Zero-knowledge proof (ZKP) mixers are one of the most widely-used blockchain privacy solutions, operating on top of smart contract-enabled blockchains. We find that ZKP mixers are tightly intertwined with the growing number of Decentralized Finance (DeFi) attacks and Blockchain Extractable Value (BEV) extractions. Through coin flow tracing, we discover that 205 blockchain attackers and 2,595 BEV extractors leverage mixers as their source of funds, while depositing a total attack revenue of 412.87M USD. Moreover, the US OFAC sanctions against the largest ZKP mixer, Tornado.Cash, have reduced the mixer's daily deposits by more than 80%. Further, ZKP mixers advertise their level of privacy through a so-called anonymity set size, which similarly to k-anonymity allows a user to hide among a set of k other users. Through empirical measurements, we, however, find that these anonymity set claims are mostly inaccurate. For the most popular mixers on Ethereum (ETH) and Binance Smart Chain (BSC), we show how to reduce the anonymity set size on average by 27.34% and 46.02% respectively. Our empirical evidence is also the first to suggest a differing privacy-predilection of users on ETH and BSC. State-of-the-art ZKP mixers are moreover interwoven with the DeFi ecosystem by offering anonymity mining (AM) incentives, i.e., users receive monetary rewards for mixing coins. However, contrary to the claims of related work, we find that AM does not necessarily improve the quality of a mixer's anonymity set. Our findings indicate that AM attracts privacy-ignorant users, who then do not contribute to improving the privacy of other mixer users.

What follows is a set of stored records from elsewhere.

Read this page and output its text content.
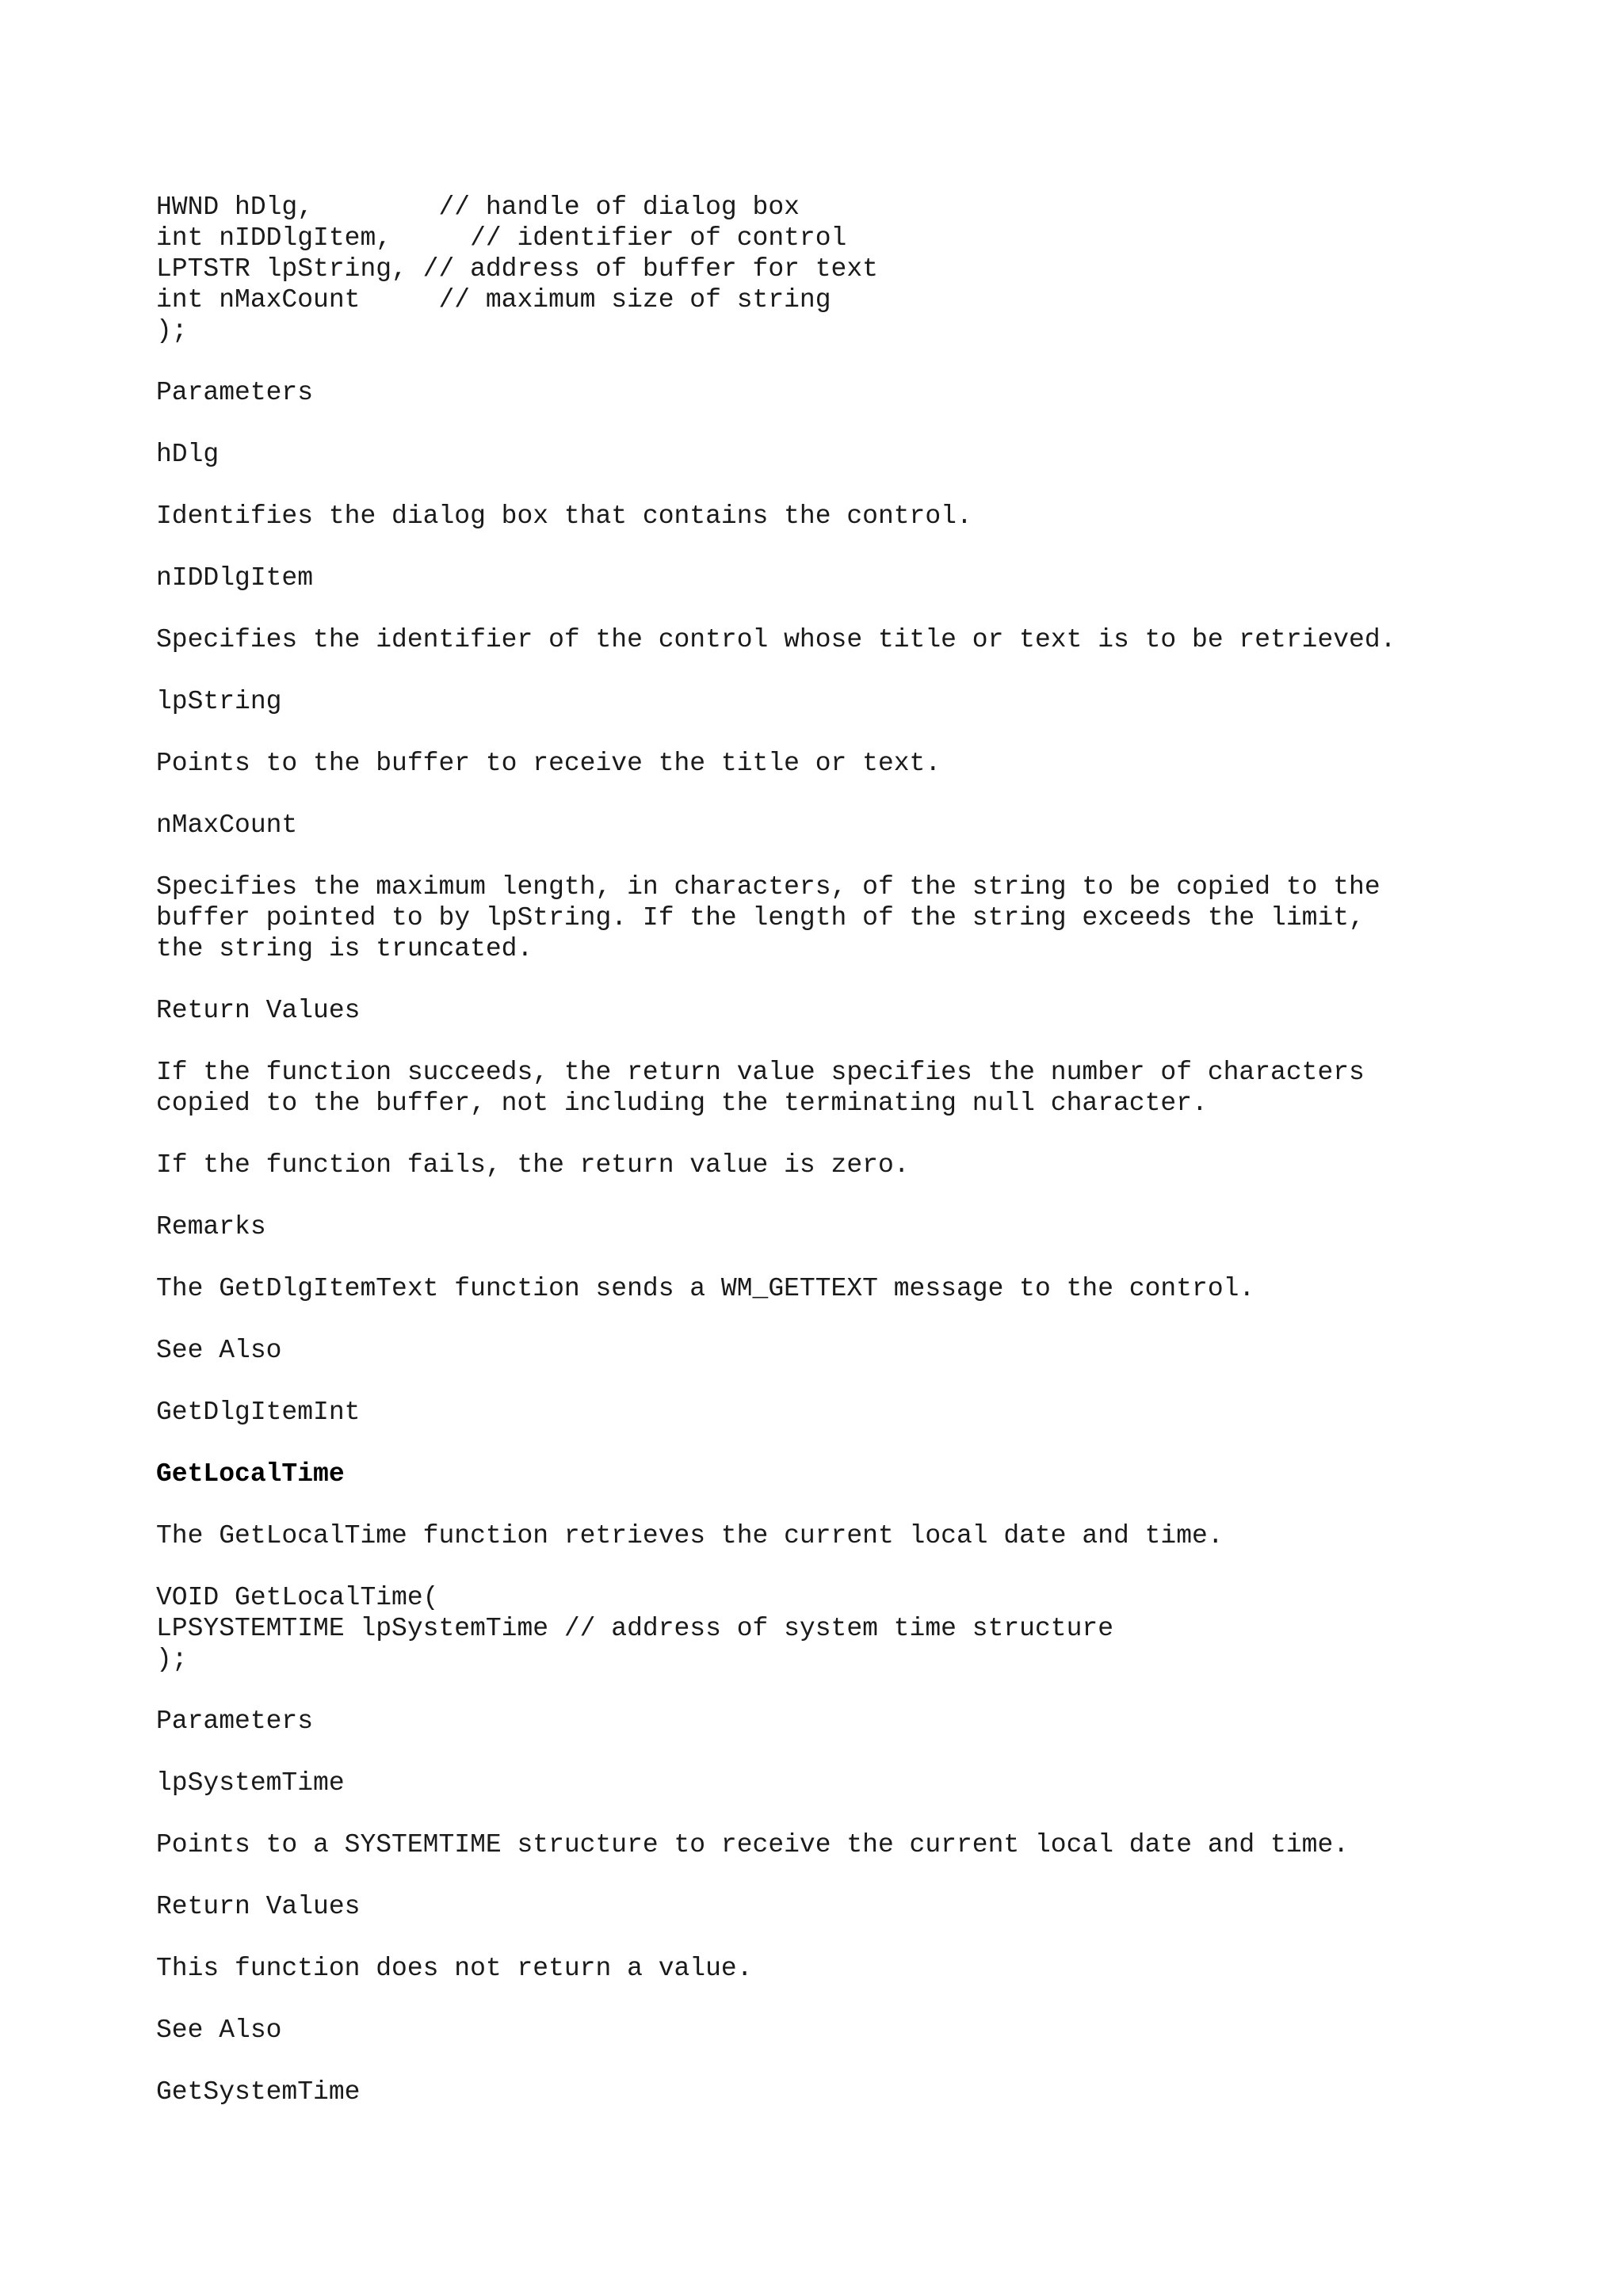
HWND hDlg,        // handle of dialog box
int nIDDlgItem,     // identifier of control
LPTSTR lpString, // address of buffer for text
int nMaxCount     // maximum size of string
);
Parameters
hDlg
Identifies the dialog box that contains the control.
nIDDlgItem
Specifies the identifier of the control whose title or text is to be retrieved.
lpString
Points to the buffer to receive the title or text.
nMaxCount
Specifies the maximum length, in characters, of the string to be copied to the
buffer pointed to by lpString. If the length of the string exceeds the limit,
the string is truncated.
Return Values
If the function succeeds, the return value specifies the number of characters
copied to the buffer, not including the terminating null character.
If the function fails, the return value is zero.
Remarks
The GetDlgItemText function sends a WM_GETTEXT message to the control.
See Also
GetDlgItemInt
GetLocalTime
The GetLocalTime function retrieves the current local date and time.
VOID GetLocalTime(
LPSYSTEMTIME lpSystemTime // address of system time structure
);
Parameters
lpSystemTime
Points to a SYSTEMTIME structure to receive the current local date and time.
Return Values
This function does not return a value.
See Also
GetSystemTime
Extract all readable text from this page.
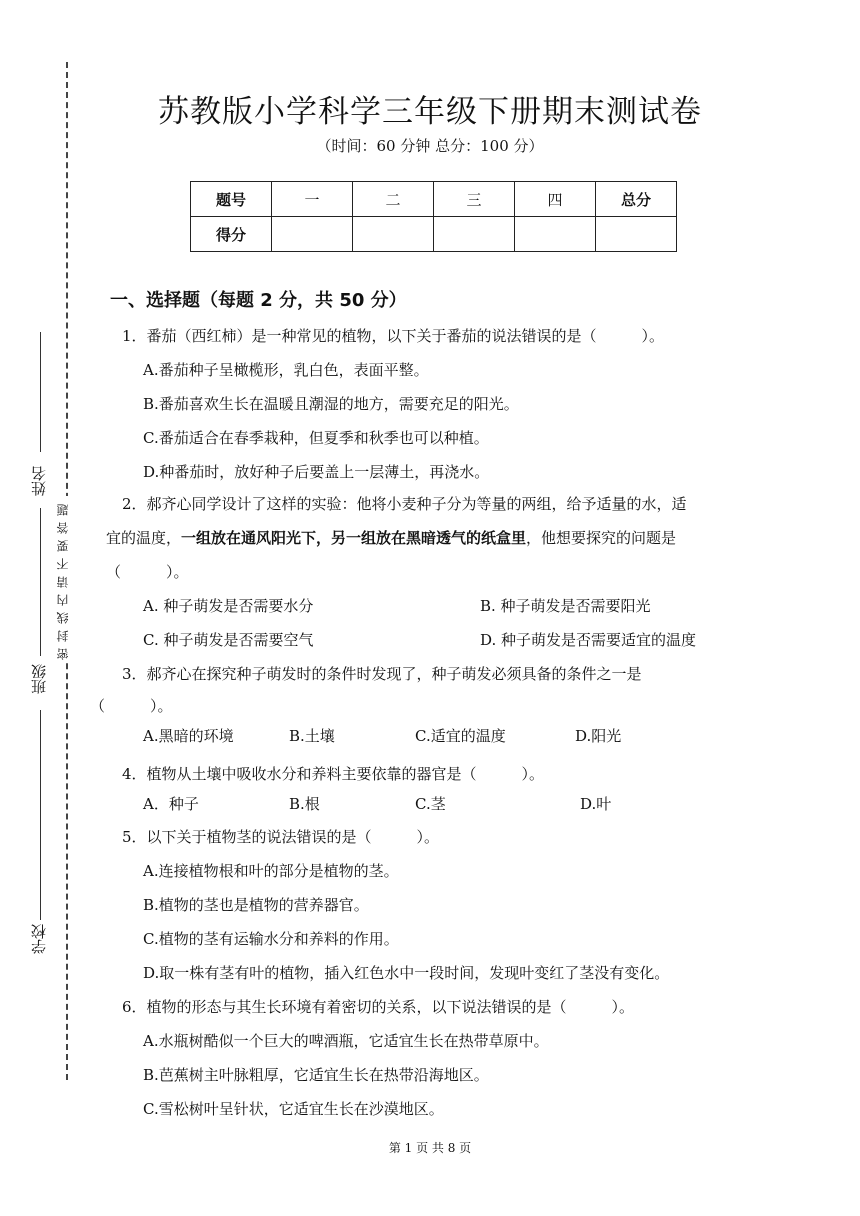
姓名
班级
学校
密封线内请不要答题
苏教版小学科学三年级下册期末测试卷
（时间：60 分钟 总分：100 分）
题号	一	二	三	四	总分
得分					
一、选择题（每题 2 分，共 50 分）
1．番茄（西红柿）是一种常见的植物，以下关于番茄的说法错误的是（　　　）。
A.番茄种子呈橄榄形，乳白色，表面平整。
B.番茄喜欢生长在温暖且潮湿的地方，需要充足的阳光。
C.番茄适合在春季栽种，但夏季和秋季也可以种植。
D.种番茄时，放好种子后要盖上一层薄土，再浇水。
2．郝齐心同学设计了这样的实验：他将小麦种子分为等量的两组，给予适量的水，适
宜的温度，一组放在通风阳光下，另一组放在黑暗透气的纸盒里，他想要探究的问题是
（　　　）。
A. 种子萌发是否需要水分	B. 种子萌发是否需要阳光
C. 种子萌发是否需要空气	D. 种子萌发是否需要适宜的温度
3．郝齐心在探究种子萌发时的条件时发现了，种子萌发必须具备的条件之一是
（　　　）。
A.黑暗的环境	B.土壤	C.适宜的温度	D.阳光
4．植物从土壤中吸收水分和养料主要依靠的器官是（　　　）。
A．种子	B.根	C.茎	D.叶
5．以下关于植物茎的说法错误的是（　　　）。
A.连接植物根和叶的部分是植物的茎。
B.植物的茎也是植物的营养器官。
C.植物的茎有运输水分和养料的作用。
D.取一株有茎有叶的植物，插入红色水中一段时间，发现叶变红了茎没有变化。
6．植物的形态与其生长环境有着密切的关系，以下说法错误的是（　　　）。
A.水瓶树酷似一个巨大的啤酒瓶，它适宜生长在热带草原中。
B.芭蕉树主叶脉粗厚，它适宜生长在热带沿海地区。
C.雪松树叶呈针状，它适宜生长在沙漠地区。
第 1 页 共 8 页
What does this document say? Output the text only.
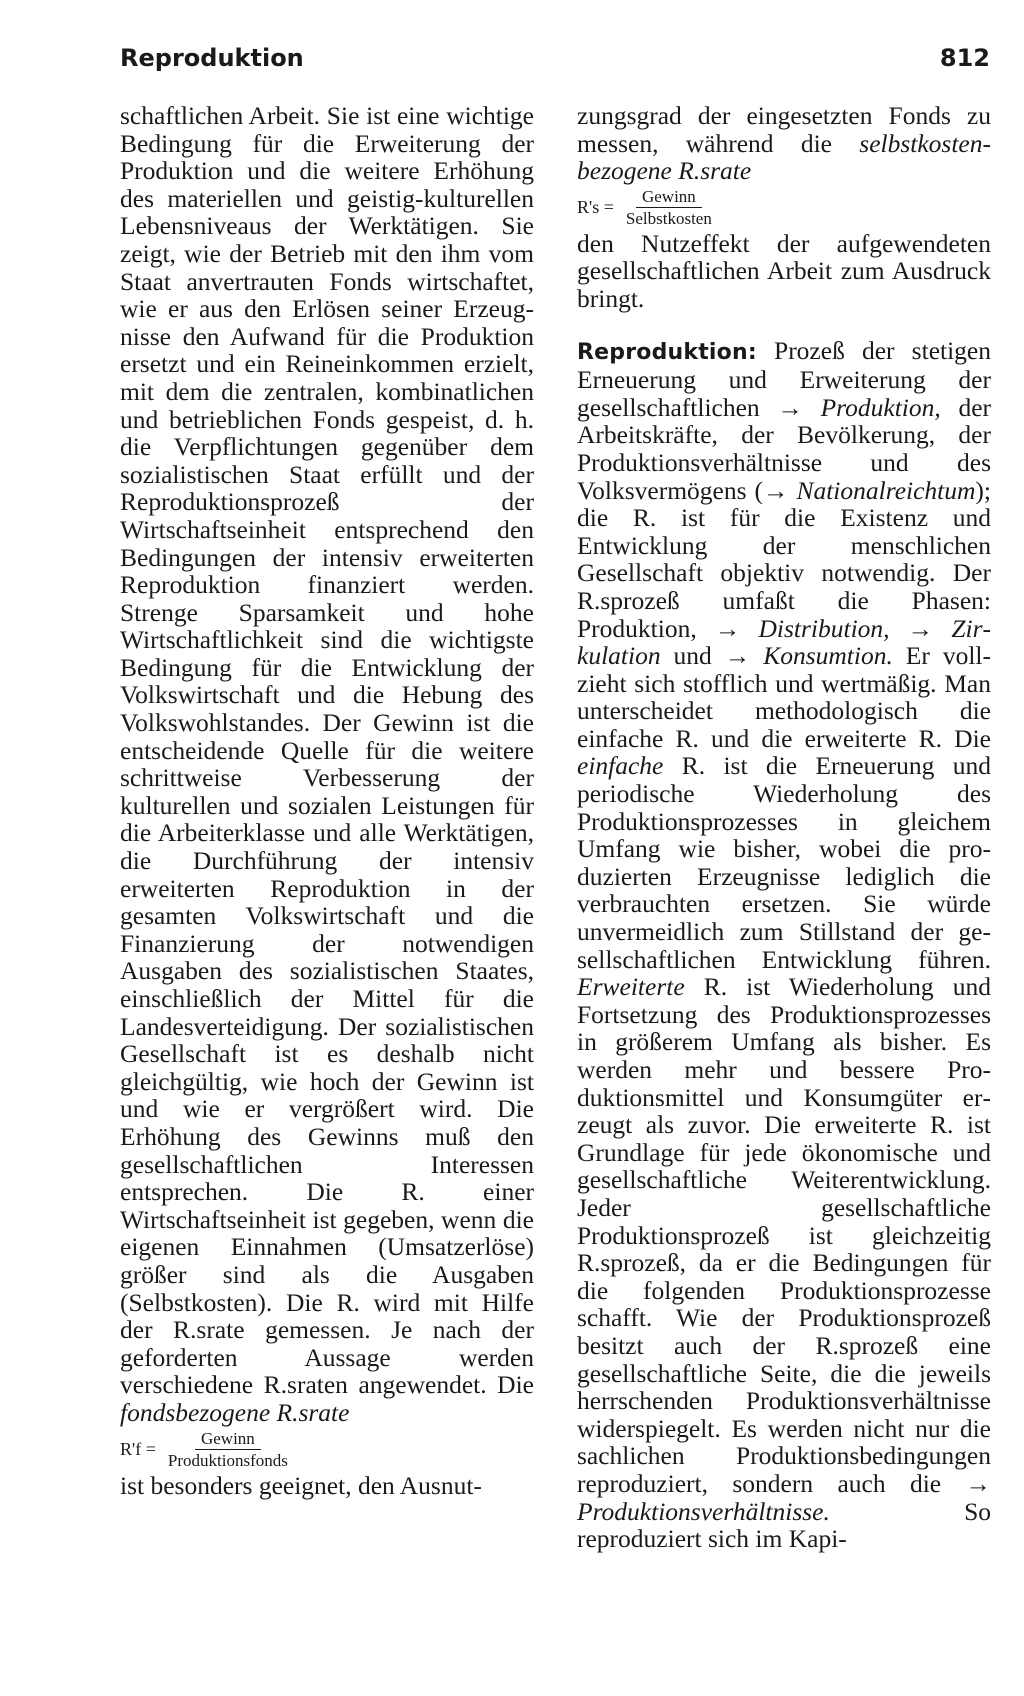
Reproduktion	812

schaftlichen Arbeit. Sie ist eine wichtige Bedingung für die Erweiterung der Produktion und die weitere Erhöhung des materiellen und geistig-kulturellen Lebensniveaus der Werktätigen. Sie zeigt, wie der Betrieb mit den ihm vom Staat anvertrauten Fonds wirtschaftet, wie er aus den Erlösen seiner Erzeugnisse den Aufwand für die Produktion ersetzt und ein Reineinkommen erzielt, mit dem die zentralen, kombinatlichen und betrieblichen Fonds gespeist, d. h. die Verpflichtungen gegenüber dem sozialistischen Staat erfüllt und der Reproduktionsprozeß der Wirtschaftseinheit entsprechend den Bedingungen der intensiv erweiterten Reproduktion finanziert werden. Strenge Sparsamkeit und hohe Wirtschaftlichkeit sind die wichtigste Bedingung für die Entwicklung der Volkswirtschaft und die Hebung des Volkswohlstandes. Der Gewinn ist die entscheidende Quelle für die weitere schrittweise Verbesserung der kulturellen und sozialen Leistungen für die Arbeiterklasse und alle Werktätigen, die Durchführung der intensiv erweiterten Reproduktion in der gesamten Volkswirtschaft und die Finanzierung der notwendigen Ausgaben des sozialistischen Staates, einschließlich der Mittel für die Landesverteidigung. Der sozialistischen Gesellschaft ist es deshalb nicht gleichgültig, wie hoch der Gewinn ist und wie er vergrößert wird. Die Erhöhung des Gewinns muß den gesellschaftlichen Interessen entsprechen. Die R. einer Wirtschaftseinheit ist gegeben, wenn die eigenen Einnahmen (Umsatzerlöse) größer sind als die Ausgaben (Selbstkosten). Die R. wird mit Hilfe der R.srate gemessen. Je nach der geforderten Aussage werden verschiedene R.sraten angewendet. Die fondsbezogene R.srate

$R'f = \frac{\text{Gewinn}}{\text{Produktionsfonds}}$

ist besonders geeignet, den Ausnut-

zungsgrad der eingesetzten Fonds zu messen, während die selbstkostenbezogene R.srate

$R's = \frac{\text{Gewinn}}{\text{Selbstkosten}}$

den Nutzeffekt der aufgewendeten gesellschaftlichen Arbeit zum Ausdruck bringt.

Reproduktion: Prozeß der stetigen Erneuerung und Erweiterung der gesellschaftlichen → Produktion, der Arbeitskräfte, der Bevölkerung, der Produktionsverhältnisse und des Volksvermögens (→ Nationalreichtum); die R. ist für die Existenz und Entwicklung der menschlichen Gesellschaft objektiv notwendig. Der R.sprozeß umfaßt die Phasen: Produktion, → Distribution, → Zirkulation und → Konsumtion. Er vollzieht sich stofflich und wertmäßig. Man unterscheidet methodologisch die einfache R. und die erweiterte R. Die einfache R. ist die Erneuerung und periodische Wiederholung des Produktionsprozesses in gleichem Umfang wie bisher, wobei die produzierten Erzeugnisse lediglich die verbrauchten ersetzen. Sie würde unvermeidlich zum Stillstand der gesellschaftlichen Entwicklung führen. Erweiterte R. ist Wiederholung und Fortsetzung des Produktionsprozesses in größerem Umfang als bisher. Es werden mehr und bessere Produktionsmittel und Konsumgüter erzeugt als zuvor. Die erweiterte R. ist Grundlage für jede ökonomische und gesellschaftliche Weiterentwicklung. Jeder gesellschaftliche Produktionsprozeß ist gleichzeitig R.sprozeß, da er die Bedingungen für die folgenden Produktionsprozesse schafft. Wie der Produktionsprozeß besitzt auch der R.sprozeß eine gesellschaftliche Seite, die die jeweils herrschenden Produktionsverhältnisse widerspiegelt. Es werden nicht nur die sachlichen Produktionsbedingungen reproduziert, sondern auch die → Produktionsverhältnisse. So reproduziert sich im Kapi-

翻译：零知识证明（ZKP）混币器是最广泛应用的区块链隐私解决方案之一，运行在支持智能合约的区块链上。我们发现ZKP混币器与日益增多的去中心化金融（DeFi）攻击及区块链可提取价值（BEV）行为紧密相连。通过资金流向追踪，我们发现有205名区块链攻击者和2,595名BEV提取者利用混币器作为资金来源，总计存入高达4.1287亿美元的攻击收益。此外，美国OFAC对最大ZKP混币器Tornado.Cash的制裁使其日存款量下降超过80%。ZKP混币器通过所谓的匿名集大小（类似于k-匿名性允许用户隐藏在k个其他用户中）来宣传其隐私保护水平。然而，通过实证测量我们发现，这些匿名集声明大多不准确。针对以太坊（ETH）和币安智能链（BSC）上最流行的混币器，我们展示如何将平均匿名集大小分别降低27.34%和46.02%。我们的实证结果还首次揭示了ETH与BSC用户间存在不同的隐私偏好差异。当前最先进的ZKP混币器通过提供匿名挖矿（AM）激励机制与DeFi生态深度融合，即用户通过混币可获得货币奖励。然而，与相关研究声称相反，我们发现AM未必能提升混币器匿名集质量。研究结果表明，AM吸引了不关心隐私的用户，这些用户并未真正为改善其他混币器用户的隐私做出贡献。